The long space odyssey of a failed Soviet Venus lander has ended. After more than fifty years in orbit, the Kosmos 482 spacecraft crashed to Earth on Saturday.
According to Russia's space agency Roscosmos, the reentry occurred over the Indian Ocean west of Jakarta, Indonesia, at around 2:24am ET (0624GMT or 9:24am Moscow time). It appears that Kosmos 482 dropped into the water without inflicting any harm.
However, this is just one estimate; other monitoring groups and satellite agencies have forecast reentry places ranging from the eastern Pacific to the South Asian peninsula. We don't know whether or when we'll know exactly where Kosmos 482 went down.
As Kosmos 482 passed over Rome, Italy, shortly before dawn on May 10, astronomer Gianluca Masi of the Virtual Telescope Project caught an image of the spacecraft on one of its final orbits.
"Visible as a trail entering the field of view from the top and pointing to the bottom right corner," Masi claimed on his website, the probe is visible. "The picture is the sum of four images, this is why the trail of Cosmos 482 looks dashed."
Kosmos 482 was not designed to settle on Earth. The spacecraft was part of the Soviet Union's Venera programme, which sent a series of probes to Venus throughout the 1960s, 1970s, and early 1980s.

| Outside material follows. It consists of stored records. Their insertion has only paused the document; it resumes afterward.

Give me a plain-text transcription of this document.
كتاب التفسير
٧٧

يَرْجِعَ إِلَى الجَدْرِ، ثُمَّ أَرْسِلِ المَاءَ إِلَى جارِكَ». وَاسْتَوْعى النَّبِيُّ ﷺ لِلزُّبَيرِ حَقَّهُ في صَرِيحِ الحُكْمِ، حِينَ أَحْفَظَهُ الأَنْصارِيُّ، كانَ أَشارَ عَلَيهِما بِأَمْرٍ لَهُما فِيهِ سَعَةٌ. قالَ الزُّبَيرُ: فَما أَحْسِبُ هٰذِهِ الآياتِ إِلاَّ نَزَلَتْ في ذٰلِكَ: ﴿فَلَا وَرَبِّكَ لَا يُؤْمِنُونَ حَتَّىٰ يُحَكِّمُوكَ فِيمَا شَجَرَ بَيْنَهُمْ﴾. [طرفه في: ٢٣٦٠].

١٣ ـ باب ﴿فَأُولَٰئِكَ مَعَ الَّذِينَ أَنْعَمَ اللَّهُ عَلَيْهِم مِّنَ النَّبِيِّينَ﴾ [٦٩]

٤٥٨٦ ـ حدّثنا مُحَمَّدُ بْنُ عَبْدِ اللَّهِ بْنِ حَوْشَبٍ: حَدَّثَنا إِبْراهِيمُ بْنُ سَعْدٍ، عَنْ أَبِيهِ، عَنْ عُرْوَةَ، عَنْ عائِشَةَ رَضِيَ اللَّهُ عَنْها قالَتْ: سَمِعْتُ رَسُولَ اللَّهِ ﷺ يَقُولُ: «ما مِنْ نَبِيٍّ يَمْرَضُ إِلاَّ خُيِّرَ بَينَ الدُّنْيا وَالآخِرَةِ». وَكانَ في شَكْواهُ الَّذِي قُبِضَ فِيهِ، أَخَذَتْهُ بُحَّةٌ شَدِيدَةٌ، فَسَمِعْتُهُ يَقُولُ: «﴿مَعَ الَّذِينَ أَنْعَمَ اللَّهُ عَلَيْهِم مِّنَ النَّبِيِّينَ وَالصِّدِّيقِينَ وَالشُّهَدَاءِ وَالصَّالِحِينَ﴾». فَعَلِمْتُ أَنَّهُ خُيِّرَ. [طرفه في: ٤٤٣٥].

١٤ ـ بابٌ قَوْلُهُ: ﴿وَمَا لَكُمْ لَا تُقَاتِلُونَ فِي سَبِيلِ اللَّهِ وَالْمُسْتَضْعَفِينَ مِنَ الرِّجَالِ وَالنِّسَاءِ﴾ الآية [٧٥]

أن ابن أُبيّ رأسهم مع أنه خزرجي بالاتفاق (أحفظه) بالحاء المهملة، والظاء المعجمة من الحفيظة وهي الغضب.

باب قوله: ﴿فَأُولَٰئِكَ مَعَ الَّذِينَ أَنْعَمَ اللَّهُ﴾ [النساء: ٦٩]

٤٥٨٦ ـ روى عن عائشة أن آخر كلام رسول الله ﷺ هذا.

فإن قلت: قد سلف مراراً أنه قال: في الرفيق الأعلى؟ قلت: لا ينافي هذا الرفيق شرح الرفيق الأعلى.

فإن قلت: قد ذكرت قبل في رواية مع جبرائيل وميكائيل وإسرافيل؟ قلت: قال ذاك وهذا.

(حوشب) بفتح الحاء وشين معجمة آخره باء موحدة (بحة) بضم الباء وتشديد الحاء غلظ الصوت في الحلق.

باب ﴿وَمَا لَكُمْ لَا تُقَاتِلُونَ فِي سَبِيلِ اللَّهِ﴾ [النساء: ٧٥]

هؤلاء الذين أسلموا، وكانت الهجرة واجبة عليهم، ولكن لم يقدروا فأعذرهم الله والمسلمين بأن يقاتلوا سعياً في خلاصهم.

In 1972, Kosmos 482 launched for Earth's hot sister planet, but a rocket malfunction trapped the spacecraft in an elliptical orbit around the planet. Over the next 53 years, atmospheric pull slowly drove the probe lower, culminating in today's stunning denouement.
The bulk of huge pieces of space junk, such as spent rocket bodies and decaying satellites, break apart on their fiery return to Earth, resulting in man-made meteor showers.